We begin by taking the Laplace transform of both sides of the differential equation. Using the linearity of the transform,

L[y′]−2L[y] = 5L[1]

By theorem 5.3.4 and the familiar transform of the function f (t ) = 1, it follows that

sL[y]−y(0)−2L[y] = \frac {5}{s}

Using the given fact that y(0) = 4 and denoting L[y] = Y (s),

sY (s)−2Y (s) = 4+\frac {5}{s}                 (5.5.1)

Note particularly that (5.5.1) is now an algebraic equation in the unknown function Y (s). Solving for Y (s), we find

Y (s) = \frac {4s +5}{s(s −2)}

At this point, we recall that Y (s) = L[y], where y(t ) is the original unknown function we seek as the solution to the stated IVP. Solving the IVP has now been reduced to finding the function y(t ) that has Laplace transform Y (s). That is,we seek y(t ) = L^{−1}[Y (s)].

With a bit of algebraic rearrangement and insight, we can find the function y(t ).
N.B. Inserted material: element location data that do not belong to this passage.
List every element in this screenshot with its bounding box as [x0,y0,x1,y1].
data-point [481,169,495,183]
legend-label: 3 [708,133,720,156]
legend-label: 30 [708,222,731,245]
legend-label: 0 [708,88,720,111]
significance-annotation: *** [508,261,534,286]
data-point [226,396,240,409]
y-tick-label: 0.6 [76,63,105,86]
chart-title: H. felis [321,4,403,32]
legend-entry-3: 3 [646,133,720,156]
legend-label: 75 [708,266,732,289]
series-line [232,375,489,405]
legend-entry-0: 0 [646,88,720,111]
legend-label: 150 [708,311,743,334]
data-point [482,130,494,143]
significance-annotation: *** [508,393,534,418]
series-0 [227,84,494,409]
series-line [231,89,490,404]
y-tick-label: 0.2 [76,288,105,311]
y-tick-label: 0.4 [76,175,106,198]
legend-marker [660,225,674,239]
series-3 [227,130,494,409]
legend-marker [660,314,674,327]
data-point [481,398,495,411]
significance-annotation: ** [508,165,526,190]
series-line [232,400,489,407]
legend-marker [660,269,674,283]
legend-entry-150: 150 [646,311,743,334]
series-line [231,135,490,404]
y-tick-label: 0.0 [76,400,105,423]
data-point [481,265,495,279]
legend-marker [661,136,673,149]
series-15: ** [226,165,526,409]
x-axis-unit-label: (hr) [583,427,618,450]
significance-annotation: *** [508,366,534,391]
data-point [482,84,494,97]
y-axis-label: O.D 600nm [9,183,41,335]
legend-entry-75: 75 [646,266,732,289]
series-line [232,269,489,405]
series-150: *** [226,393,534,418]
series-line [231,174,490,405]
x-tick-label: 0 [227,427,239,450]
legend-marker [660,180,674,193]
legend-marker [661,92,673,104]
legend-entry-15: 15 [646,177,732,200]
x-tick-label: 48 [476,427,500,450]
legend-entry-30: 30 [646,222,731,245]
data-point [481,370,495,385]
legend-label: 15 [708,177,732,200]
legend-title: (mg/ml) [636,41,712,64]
In particular, using a partial fraction decomposition, we can show that

Y (s) = \frac {4s +5}{s(s −2)}=−\frac{5/2}{s}+ \frac{13/2}{s −2}          (5.5.2)

Recalling that L[1] = 1/s and L[e^{2t}] = 1/(s −2), (5.5.2) implies

y(t )=−\frac {5}{2}+ \frac {13}{2} e^{2t}

This is precisely the solution we would find to the IVP were we to use an integrating factor or separation of variables to solve the differential equation.